According to the March 14, 2017 news release, “The previous commonly used knee replacement survey was 42 questions often leaving physicians with partial, unusable information. The shorter survey, known as KOOS JR. (Knee Injury and Osteoarthritis Outcome Score), and its hip replacement counterpart, HOOS JR., have already been adopted for Medicare’s primary total joint replacement bundled payment program. HSS’ research presented at AAOS now provides peer-reviewed data that confirms KOOS JR. is a valid outcomes measure for knee replacement surgery.”
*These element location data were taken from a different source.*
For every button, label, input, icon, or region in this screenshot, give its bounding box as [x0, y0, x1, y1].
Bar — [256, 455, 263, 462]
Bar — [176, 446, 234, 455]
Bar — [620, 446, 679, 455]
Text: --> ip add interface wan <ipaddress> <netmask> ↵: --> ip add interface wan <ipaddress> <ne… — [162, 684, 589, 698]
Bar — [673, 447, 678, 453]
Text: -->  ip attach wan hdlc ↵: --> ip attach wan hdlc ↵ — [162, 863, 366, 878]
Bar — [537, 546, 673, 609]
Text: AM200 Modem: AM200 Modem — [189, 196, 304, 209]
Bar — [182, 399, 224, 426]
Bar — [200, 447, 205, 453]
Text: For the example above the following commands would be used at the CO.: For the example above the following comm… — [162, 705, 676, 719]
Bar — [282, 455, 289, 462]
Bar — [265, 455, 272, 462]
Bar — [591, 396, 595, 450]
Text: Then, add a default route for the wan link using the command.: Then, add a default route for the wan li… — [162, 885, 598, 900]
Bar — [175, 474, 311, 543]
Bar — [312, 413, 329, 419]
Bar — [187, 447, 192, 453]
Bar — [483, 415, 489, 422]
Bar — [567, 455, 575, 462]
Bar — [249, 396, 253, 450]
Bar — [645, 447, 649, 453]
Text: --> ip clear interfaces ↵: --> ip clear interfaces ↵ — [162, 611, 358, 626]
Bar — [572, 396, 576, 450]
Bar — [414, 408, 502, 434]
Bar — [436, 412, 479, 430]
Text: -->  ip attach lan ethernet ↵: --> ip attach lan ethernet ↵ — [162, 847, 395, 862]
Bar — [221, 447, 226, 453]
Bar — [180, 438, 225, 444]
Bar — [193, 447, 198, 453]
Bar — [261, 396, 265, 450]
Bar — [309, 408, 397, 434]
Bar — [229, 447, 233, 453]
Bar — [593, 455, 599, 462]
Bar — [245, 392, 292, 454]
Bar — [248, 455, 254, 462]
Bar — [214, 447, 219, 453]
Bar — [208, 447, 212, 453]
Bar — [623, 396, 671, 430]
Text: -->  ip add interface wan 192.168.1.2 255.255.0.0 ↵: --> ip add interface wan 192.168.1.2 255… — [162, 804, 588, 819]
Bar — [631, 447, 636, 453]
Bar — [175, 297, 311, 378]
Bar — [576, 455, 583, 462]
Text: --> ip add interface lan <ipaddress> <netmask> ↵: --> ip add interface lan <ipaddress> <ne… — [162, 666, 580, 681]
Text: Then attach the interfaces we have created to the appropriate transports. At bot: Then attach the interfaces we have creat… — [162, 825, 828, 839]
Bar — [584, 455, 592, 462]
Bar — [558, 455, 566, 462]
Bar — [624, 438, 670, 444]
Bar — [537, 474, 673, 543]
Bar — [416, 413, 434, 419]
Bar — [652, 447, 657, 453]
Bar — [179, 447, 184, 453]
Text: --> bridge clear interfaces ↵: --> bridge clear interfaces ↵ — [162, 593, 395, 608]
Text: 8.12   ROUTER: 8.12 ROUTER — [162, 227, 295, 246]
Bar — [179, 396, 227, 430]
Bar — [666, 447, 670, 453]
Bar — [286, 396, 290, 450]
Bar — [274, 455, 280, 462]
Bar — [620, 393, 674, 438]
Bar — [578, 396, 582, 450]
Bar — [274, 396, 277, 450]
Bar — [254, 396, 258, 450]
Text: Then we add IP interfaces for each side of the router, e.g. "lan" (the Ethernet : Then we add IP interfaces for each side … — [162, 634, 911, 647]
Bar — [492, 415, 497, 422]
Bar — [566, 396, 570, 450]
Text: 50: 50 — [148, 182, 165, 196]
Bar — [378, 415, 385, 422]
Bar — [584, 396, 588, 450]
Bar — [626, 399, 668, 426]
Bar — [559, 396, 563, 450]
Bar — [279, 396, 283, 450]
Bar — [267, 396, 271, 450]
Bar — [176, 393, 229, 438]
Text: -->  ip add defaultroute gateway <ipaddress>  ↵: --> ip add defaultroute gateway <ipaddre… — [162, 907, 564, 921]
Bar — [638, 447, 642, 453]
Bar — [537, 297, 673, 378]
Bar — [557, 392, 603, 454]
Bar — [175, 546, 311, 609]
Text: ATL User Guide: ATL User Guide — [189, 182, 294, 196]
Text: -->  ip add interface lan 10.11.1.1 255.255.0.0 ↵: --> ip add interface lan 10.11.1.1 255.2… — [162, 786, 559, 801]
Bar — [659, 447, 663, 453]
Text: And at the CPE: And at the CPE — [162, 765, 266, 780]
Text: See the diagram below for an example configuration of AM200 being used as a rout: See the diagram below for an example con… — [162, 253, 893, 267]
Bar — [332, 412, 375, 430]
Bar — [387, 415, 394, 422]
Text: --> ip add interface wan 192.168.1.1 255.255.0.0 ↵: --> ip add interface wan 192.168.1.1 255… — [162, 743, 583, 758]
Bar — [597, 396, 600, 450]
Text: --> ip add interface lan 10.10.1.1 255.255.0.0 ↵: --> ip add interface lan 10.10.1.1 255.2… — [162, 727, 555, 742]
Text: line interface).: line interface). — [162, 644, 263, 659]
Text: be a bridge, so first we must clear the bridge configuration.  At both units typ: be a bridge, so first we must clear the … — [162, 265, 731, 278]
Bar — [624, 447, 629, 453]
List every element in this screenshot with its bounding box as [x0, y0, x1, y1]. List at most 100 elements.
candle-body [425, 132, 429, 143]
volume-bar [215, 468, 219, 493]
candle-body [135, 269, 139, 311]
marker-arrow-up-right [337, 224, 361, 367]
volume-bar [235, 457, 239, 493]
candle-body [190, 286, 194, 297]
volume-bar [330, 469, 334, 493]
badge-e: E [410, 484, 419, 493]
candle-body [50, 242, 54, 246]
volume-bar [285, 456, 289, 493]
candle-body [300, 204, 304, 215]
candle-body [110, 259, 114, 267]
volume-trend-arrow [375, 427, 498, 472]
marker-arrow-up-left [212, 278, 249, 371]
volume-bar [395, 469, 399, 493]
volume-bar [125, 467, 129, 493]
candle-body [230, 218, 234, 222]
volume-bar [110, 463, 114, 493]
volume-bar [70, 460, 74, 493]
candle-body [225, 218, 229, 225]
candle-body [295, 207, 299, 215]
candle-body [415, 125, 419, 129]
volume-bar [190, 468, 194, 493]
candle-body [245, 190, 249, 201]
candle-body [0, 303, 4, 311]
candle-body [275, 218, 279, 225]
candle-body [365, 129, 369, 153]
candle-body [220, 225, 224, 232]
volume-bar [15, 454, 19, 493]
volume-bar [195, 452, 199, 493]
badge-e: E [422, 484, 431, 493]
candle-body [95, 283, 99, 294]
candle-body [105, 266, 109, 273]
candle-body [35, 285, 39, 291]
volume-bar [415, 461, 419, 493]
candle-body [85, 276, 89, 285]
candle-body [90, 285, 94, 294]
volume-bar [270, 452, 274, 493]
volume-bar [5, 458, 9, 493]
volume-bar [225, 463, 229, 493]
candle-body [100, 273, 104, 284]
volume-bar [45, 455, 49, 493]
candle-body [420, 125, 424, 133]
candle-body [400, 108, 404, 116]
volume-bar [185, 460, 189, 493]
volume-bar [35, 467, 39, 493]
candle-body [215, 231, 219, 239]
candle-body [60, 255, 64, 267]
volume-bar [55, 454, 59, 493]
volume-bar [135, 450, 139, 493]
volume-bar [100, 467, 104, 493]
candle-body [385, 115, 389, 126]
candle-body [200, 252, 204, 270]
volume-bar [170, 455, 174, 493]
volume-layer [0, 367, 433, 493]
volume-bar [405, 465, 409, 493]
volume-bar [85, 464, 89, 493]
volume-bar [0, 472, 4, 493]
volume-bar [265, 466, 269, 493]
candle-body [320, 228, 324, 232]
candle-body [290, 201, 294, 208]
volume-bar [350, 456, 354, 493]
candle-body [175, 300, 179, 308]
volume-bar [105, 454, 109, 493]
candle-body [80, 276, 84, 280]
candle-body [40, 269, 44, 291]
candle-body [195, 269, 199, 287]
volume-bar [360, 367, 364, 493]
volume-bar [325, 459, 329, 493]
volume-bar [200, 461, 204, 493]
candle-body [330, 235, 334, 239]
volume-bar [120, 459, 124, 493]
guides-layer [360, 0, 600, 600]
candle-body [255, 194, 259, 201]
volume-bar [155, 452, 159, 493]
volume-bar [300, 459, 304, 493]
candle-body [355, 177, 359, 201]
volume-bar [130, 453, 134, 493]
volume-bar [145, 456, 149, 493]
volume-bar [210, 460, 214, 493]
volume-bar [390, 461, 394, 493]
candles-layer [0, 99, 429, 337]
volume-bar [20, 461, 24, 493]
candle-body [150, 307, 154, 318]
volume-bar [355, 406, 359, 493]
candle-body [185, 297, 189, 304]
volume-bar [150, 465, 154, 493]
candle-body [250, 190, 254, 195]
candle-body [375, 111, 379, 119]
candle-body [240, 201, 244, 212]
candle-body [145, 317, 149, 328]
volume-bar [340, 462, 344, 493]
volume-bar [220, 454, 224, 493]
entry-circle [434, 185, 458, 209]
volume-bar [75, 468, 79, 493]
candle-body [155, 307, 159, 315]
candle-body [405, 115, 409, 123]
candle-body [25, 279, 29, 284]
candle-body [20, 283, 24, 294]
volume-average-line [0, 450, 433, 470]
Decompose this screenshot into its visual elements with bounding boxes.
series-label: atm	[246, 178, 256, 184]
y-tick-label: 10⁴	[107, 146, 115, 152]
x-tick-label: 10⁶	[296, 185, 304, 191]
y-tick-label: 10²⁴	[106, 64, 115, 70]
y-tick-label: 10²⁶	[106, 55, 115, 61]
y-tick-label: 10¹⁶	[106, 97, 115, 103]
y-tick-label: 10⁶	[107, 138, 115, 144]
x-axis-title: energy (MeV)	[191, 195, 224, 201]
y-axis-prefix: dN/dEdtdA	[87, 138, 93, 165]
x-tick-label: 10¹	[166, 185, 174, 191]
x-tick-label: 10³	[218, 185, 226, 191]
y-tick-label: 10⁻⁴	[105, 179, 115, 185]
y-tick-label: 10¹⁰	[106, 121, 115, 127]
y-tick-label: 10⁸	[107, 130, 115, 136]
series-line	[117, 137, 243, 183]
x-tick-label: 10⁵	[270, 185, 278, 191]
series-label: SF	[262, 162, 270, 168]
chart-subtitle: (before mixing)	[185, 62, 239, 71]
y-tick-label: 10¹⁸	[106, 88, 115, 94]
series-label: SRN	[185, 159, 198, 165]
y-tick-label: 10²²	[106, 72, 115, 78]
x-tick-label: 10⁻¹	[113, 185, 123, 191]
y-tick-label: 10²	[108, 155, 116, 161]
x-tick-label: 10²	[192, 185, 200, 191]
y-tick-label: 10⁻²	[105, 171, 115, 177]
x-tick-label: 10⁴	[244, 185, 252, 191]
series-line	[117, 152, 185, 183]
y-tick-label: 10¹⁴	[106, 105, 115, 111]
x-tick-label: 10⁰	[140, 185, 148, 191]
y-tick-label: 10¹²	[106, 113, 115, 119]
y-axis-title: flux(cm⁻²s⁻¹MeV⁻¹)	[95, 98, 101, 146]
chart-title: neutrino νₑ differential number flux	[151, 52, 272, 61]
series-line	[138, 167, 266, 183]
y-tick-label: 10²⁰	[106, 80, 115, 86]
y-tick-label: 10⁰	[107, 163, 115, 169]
“At HSS, we are continually improving how we measure outcomes and KOOS JR. is a direct result of these efforts,” said Alexander McLawhorn, M.D., M.B.A., an orthopedic surgeon at HSS. “We saw a need for a shorter, more patient friendly survey in an area where outcomes data are essential to improving quality of care. In fact, knee replacement revisions, which are more complex than primary knee surgery, are under-studied in this regard.”
“With the influx of surgeries expected over the next 5 to 10 years, it is essential that we deepen our understanding of revision knee replacement outcomes,” said Steven Haas, M.D., chief of Knee Service at HSS. “This shorter patient survey will help the orthopedic community obtain necessary measurement information while minimizing the burden on patients and data collection administrators.”
“There are increasing incentives and requirements from the government and private insurers for providing patient-reported outcome measures,” said Stephen Lyman, Ph.D., director of Healthcare Research Institute at HSS. “This short form should reduce the burden and fatigue of patients in busy clinical settings when gathering this information. This study supports extending the use of KOOS JR. to patients having revision knee replacements.”
Asked about one or two particularly useful questions on the shortened KOOS, Dr. McLawhorn told OTW, “The seven questions on the shortened survey were selected from the 42-question KOOS survey. As KOOS JR. is so streamlined, each and every question is important as they all ask about knee-specific pain, function and activities of daily living, really representing a unidimensional measure of ‘knee health.’”
“This was an important first step in collecting more reliable patient-reported outcomes data on knee replacement revision surgery. Further research can be done to increase our understanding of risk stratification, infection prevention and treatment and also implant designs to improve outcomes.”